In fact, Americans already pay four times more for private health insurance and other social services than people pay in taxes for the same services in democratic socialist countries. So when people claim, “Socialist countries pay high taxes!” We can set them straight and say, “We pay higher prices to fund greedy fucks’ lavish lifestyles.”

Robert Reich continued:
“The savings from Medicare-for-all would more than cover the costs of the rest of Bernie’s agenda—tuition-free education at public colleges, expanded Social Security benefits, improved infrastructure, and a fund to help cover paid family leave – and still leave us $2 trillion to cut federal deficits for the next ten years.

“Many of these other “costs” would also otherwise be paid by individuals and families — for example, in college tuition and private insurance. So they shouldn’t be considered added costs for the country as a whole, and may well save us money.”
Think about the implications that shifting the burden of paying for expensive services like health care and education off the backs of the working class and businesses will have on our economy.

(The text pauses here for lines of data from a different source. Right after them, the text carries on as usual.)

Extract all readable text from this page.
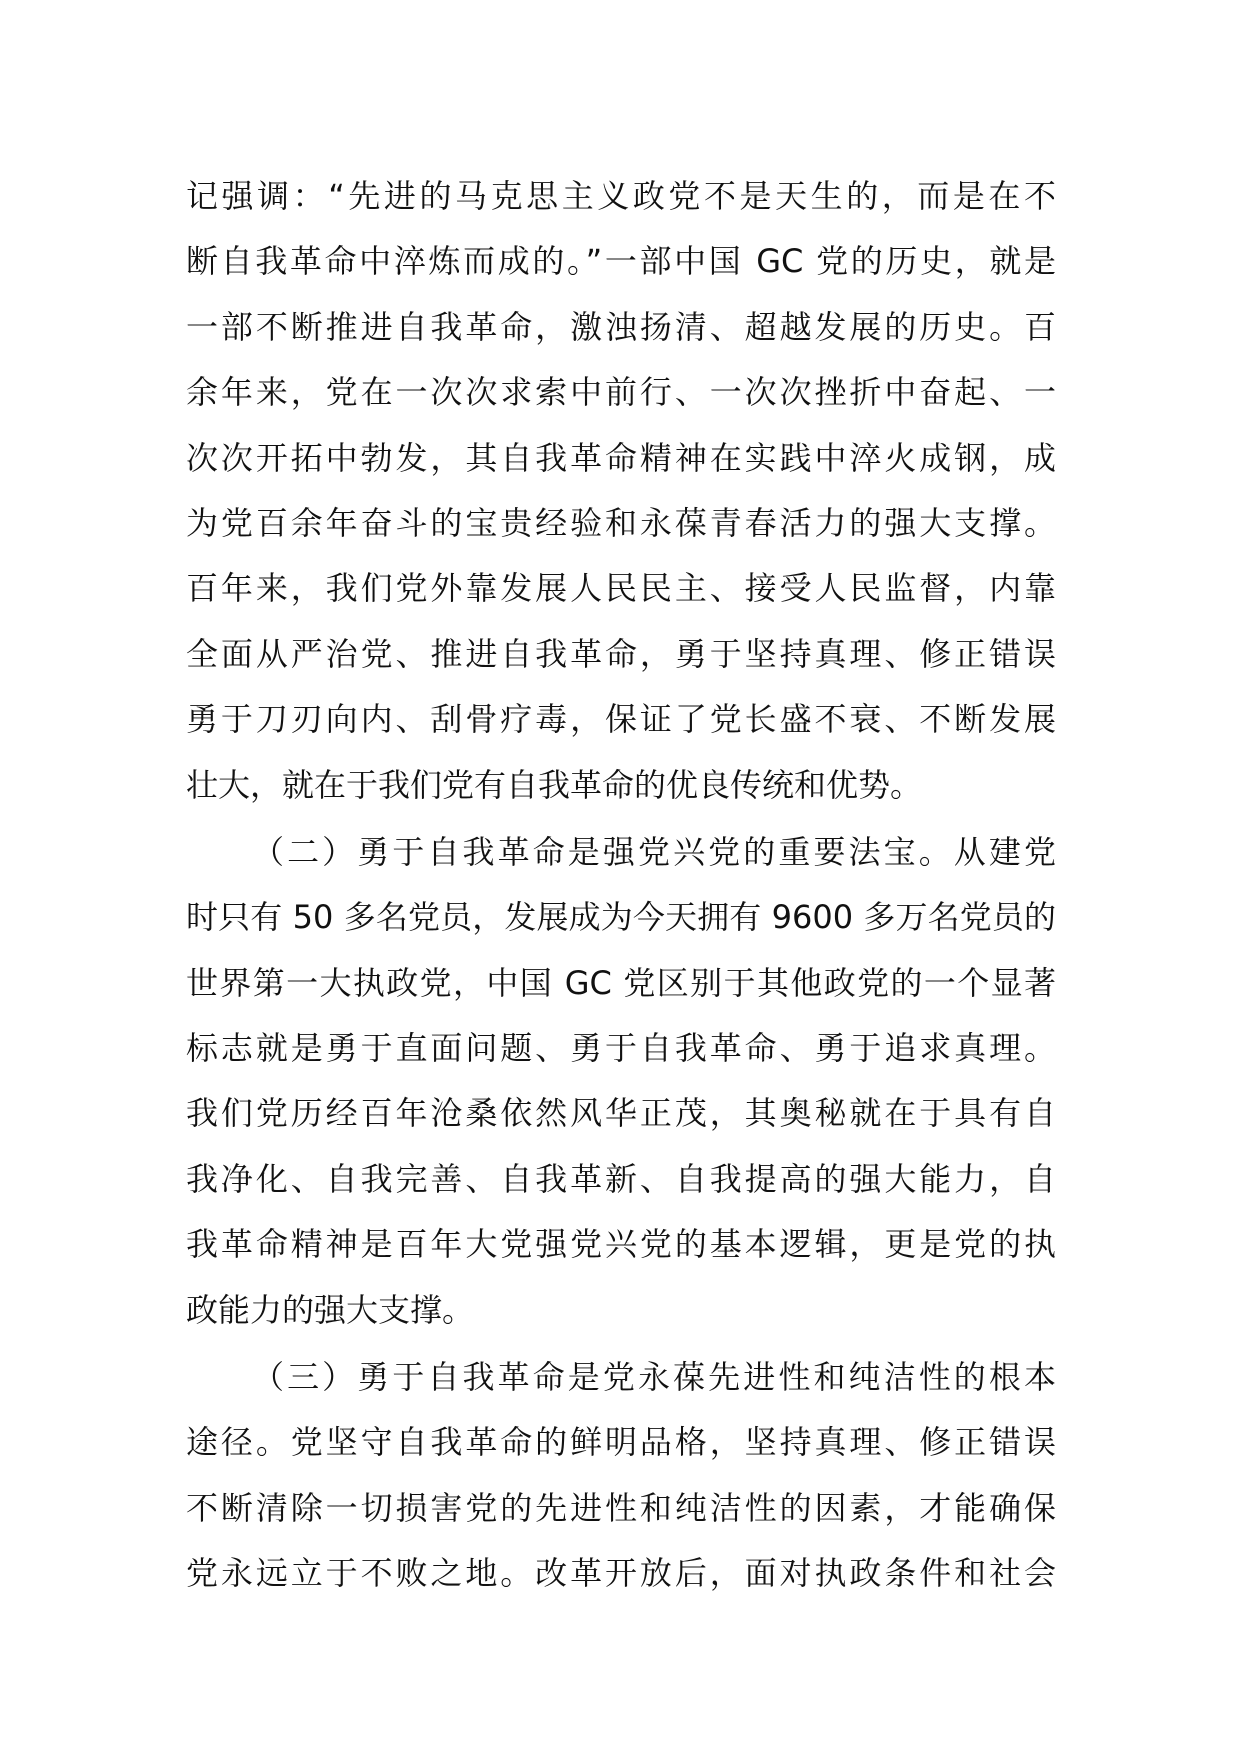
记强调：“先进的马克思主义政党不是天生的，而是在不
断自我革命中淬炼而成的。”一部中国 GC 党的历史，就是
一部不断推进自我革命，激浊扬清、超越发展的历史。百
余年来，党在一次次求索中前行、一次次挫折中奋起、一
次次开拓中勃发，其自我革命精神在实践中淬火成钢，成
为党百余年奋斗的宝贵经验和永葆青春活力的强大支撑。
百年来，我们党外靠发展人民民主、接受人民监督，内靠
全面从严治党、推进自我革命，勇于坚持真理、修正错误
勇于刀刃向内、刮骨疗毒，保证了党长盛不衰、不断发展
壮大，就在于我们党有自我革命的优良传统和优势。
（二）勇于自我革命是强党兴党的重要法宝。从建党
时只有 50 多名党员，发展成为今天拥有 9600 多万名党员的
世界第一大执政党，中国 GC 党区别于其他政党的一个显著
标志就是勇于直面问题、勇于自我革命、勇于追求真理。
我们党历经百年沧桑依然风华正茂，其奥秘就在于具有自
我净化、自我完善、自我革新、自我提高的强大能力，自
我革命精神是百年大党强党兴党的基本逻辑，更是党的执
政能力的强大支撑。
（三）勇于自我革命是党永葆先进性和纯洁性的根本
途径。党坚守自我革命的鲜明品格，坚持真理、修正错误
不断清除一切损害党的先进性和纯洁性的因素，才能确保
党永远立于不败之地。改革开放后，面对执政条件和社会
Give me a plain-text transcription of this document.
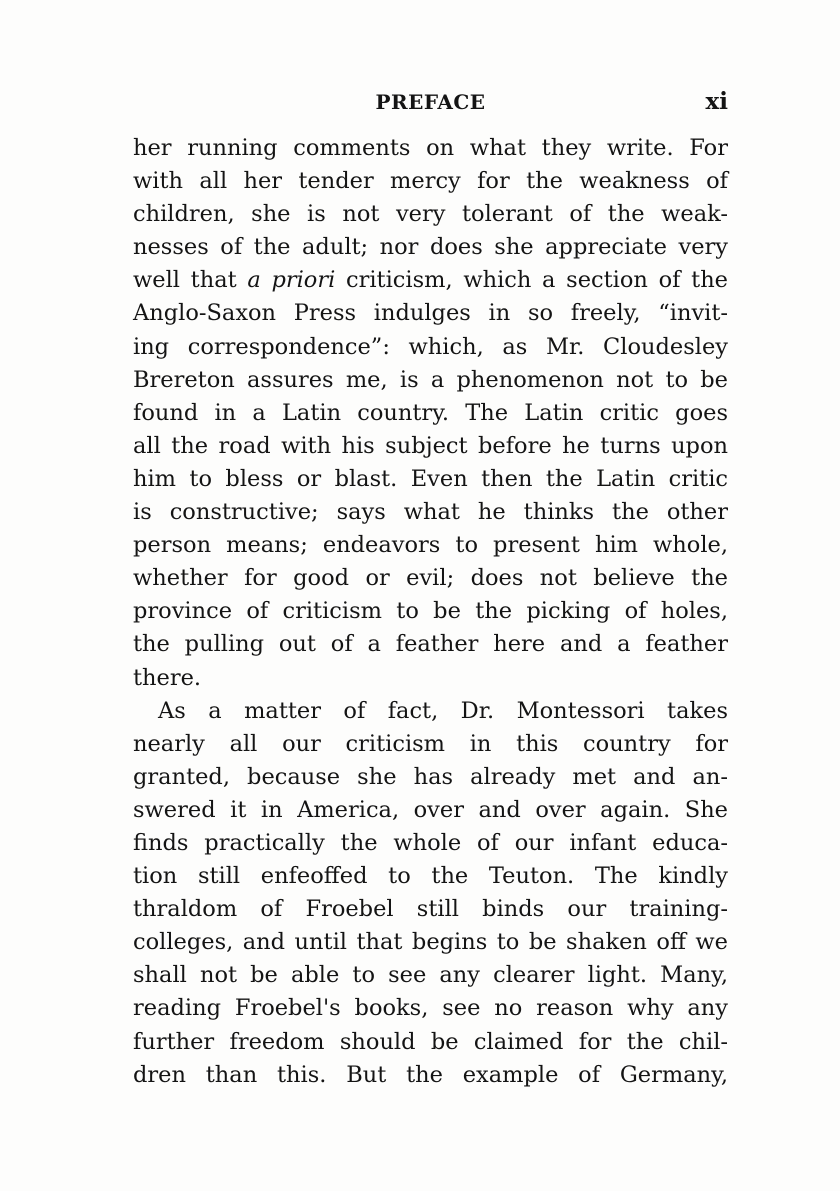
PREFACE	xi
her running comments on what they write. For
with all her tender mercy for the weakness of
children, she is not very tolerant of the weak-
nesses of the adult; nor does she appreciate very
well that a priori criticism, which a section of the
Anglo-Saxon Press indulges in so freely, “invit-
ing correspondence”: which, as Mr. Cloudesley
Brereton assures me, is a phenomenon not to be
found in a Latin country. The Latin critic goes
all the road with his subject before he turns upon
him to bless or blast. Even then the Latin critic
is constructive; says what he thinks the other
person means; endeavors to present him whole,
whether for good or evil; does not believe the
province of criticism to be the picking of holes,
the pulling out of a feather here and a feather
there.
As a matter of fact, Dr. Montessori takes
nearly all our criticism in this country for
granted, because she has already met and an-
swered it in America, over and over again. She
finds practically the whole of our infant educa-
tion still enfeoffed to the Teuton. The kindly
thraldom of Froebel still binds our training-
colleges, and until that begins to be shaken off we
shall not be able to see any clearer light. Many,
reading Froebel's books, see no reason why any
further freedom should be claimed for the chil-
dren than this. But the example of Germany,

The working class are the drivers of the economy. They are far greater in number and spend most of their money on products and services in order to cover their basic needs.

Allowing them to keep their money in regards to insurance, child care and college puts more money in their pockets to spend. When the working class has more money to spend, they spend it, or they save it for rainy days and retirement. This creates greater consumer confidence and better financial security, and those at the top also fare well, because now more people are buying up their products and services. The demand for these products and services creates a need for more jobs, and voila, the economy is strong.

Lastly, Robert Reich says:
“Finally, Bernie’s proposed spending on education and infrastructure aren’t really “spending” at all, but investments in the nation’s future productivity. If we don’t make them, we’re all poorer."

“That Rupert Murdoch’s Wall Street Journal would do this giant dump on Bernie, based on misinformation and distortion, confirms Bernie’s status as the candidate willing to take on the moneyed interests that the Wall Street Journal represents.”
So Robert Reich thinks that Sanders has the one percent scared out of their wits because his message is resonating so well. Rupert Murdoch can’t seem to scare people with the word “socialism” any longer, now he’s trying a more nuanced approach by spreading misinformation that our national debt will skyrocket under Bernie which will “cost” everyone more money when it won’t, because he really doesn’t want Americans to figure out that trickle-down economics is a sham.

But, Americans are waking up and realizing that their government belongs to them, not the rich, and that when the working class is stronger the country gets stronger. A weak country is apathetic and will relinquish control to those with self-serving agendas. Bernie Sanders has started a political revolution, regardless if he becomes the democratic nominee or not, and it has the greedy class of this country scared out of their wits because they see the majority of Americans are now fighting to take back that control — and that’s a good thing.

Robert Reich has a new book called Saving Capitalism which hit shelves last Sept.